Treating keloid scars by combining excision and contact cryosurgery is a plausible way to decrease the volume of scars, results from a single-center observational study suggest.
“There is currently no consensus regarding the best treatment of keloid scars,” corresponding author Manon Artz, of the department of plastic, reconstructive, and aesthetic surgery at University Hospital of Brest (France), and colleagues wrote in a research letter published online in.
“Earlier studies report a decreased scar volume and a substantial reduction of recurrence in keloid scars treated by cryosurgery,” they wrote. “In this study, our objective was to assess whether intramarginal excision (shaving) of the keloid scar followed by an immediate single session of contact cryosurgery is associated with decreased scar volume.”
Between March 2014 and May 2020, the researchers evaluated the approach in 31 patients with 40 keloid scars who were treated at University Hospital of Brest. Of these study participants, four were lost to follow-up, leaving 27 patients with 35 keloid scars in the final analysis. Their mean age was 24 years, 60% were female, and there was fairly even distribution of Fitzpatrick skin types II-VI.
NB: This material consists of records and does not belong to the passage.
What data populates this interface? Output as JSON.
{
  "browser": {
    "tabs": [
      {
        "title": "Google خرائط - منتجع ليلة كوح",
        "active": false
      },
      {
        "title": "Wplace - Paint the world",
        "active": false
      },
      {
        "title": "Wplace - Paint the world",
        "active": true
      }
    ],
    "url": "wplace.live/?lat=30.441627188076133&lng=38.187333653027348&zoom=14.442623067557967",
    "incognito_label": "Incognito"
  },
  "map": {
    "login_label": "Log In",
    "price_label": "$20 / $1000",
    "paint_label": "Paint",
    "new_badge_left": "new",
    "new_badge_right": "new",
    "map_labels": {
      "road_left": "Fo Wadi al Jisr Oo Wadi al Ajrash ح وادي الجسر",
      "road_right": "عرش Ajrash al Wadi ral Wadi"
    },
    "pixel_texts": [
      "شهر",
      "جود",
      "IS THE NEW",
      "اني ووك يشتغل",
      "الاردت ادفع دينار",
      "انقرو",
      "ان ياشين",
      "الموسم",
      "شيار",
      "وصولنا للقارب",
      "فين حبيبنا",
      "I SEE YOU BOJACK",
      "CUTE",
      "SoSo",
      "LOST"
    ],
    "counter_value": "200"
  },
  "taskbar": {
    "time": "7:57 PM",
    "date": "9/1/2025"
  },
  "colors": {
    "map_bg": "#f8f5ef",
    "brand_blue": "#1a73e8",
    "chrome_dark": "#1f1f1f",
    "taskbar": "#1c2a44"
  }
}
Most of the keloid scars were located on the ear (69%) and the chest (23%), while the rest were on the head and neck. The primary outcome was reduction of keloid scar volume after 12 months, which was measured with the Vancouver scar scale. The researchers defined 80%-100% reduction in scar volume as “major,” a 50%-80% reduction as “substantial,” and a 0%-50% reduction or recurrence as “moderate.”
After 12 months, 19 scars (54%) showed a major reduction in volume, while 6 (17%) had a substantial reduction, and seven (20%) experienced no reduction. Across all keloid scars, the median scar volume decreased significantly by 81.9%.
Scar volume reduction differed by anatomical location. Specifically, 84% of ear scars showed major or substantial reduction, while 60% of scars on the chest showed a moderate reduction in scar volume or recurrence. In another key finding, the Vancouver scar scale score was reduced overall in 25 scars by 71.4%, from 7 before treatment to 5 after treatment.
“There remains no silver bullet for the treatment of keloids, but this study adds invaluable evidence that tangential excision followed by contact cryosurgery can be a viable treatment regimen with low recurrence rates,” said Marcus G. Tan, MD, who recently completed his dermatology residency at the University of Ottawa and who was asked to comment on the study. “Clinicians should exercise caution especially when treating individuals with darker skin phototypes due to their increased risk of scarring and dyspigmentation.”
Limitations of this study, he said, include a smaller study population with some patient dropouts and a lack of adverse effects reported.
The researchers and Dr. Tan reported having no financial conflicts.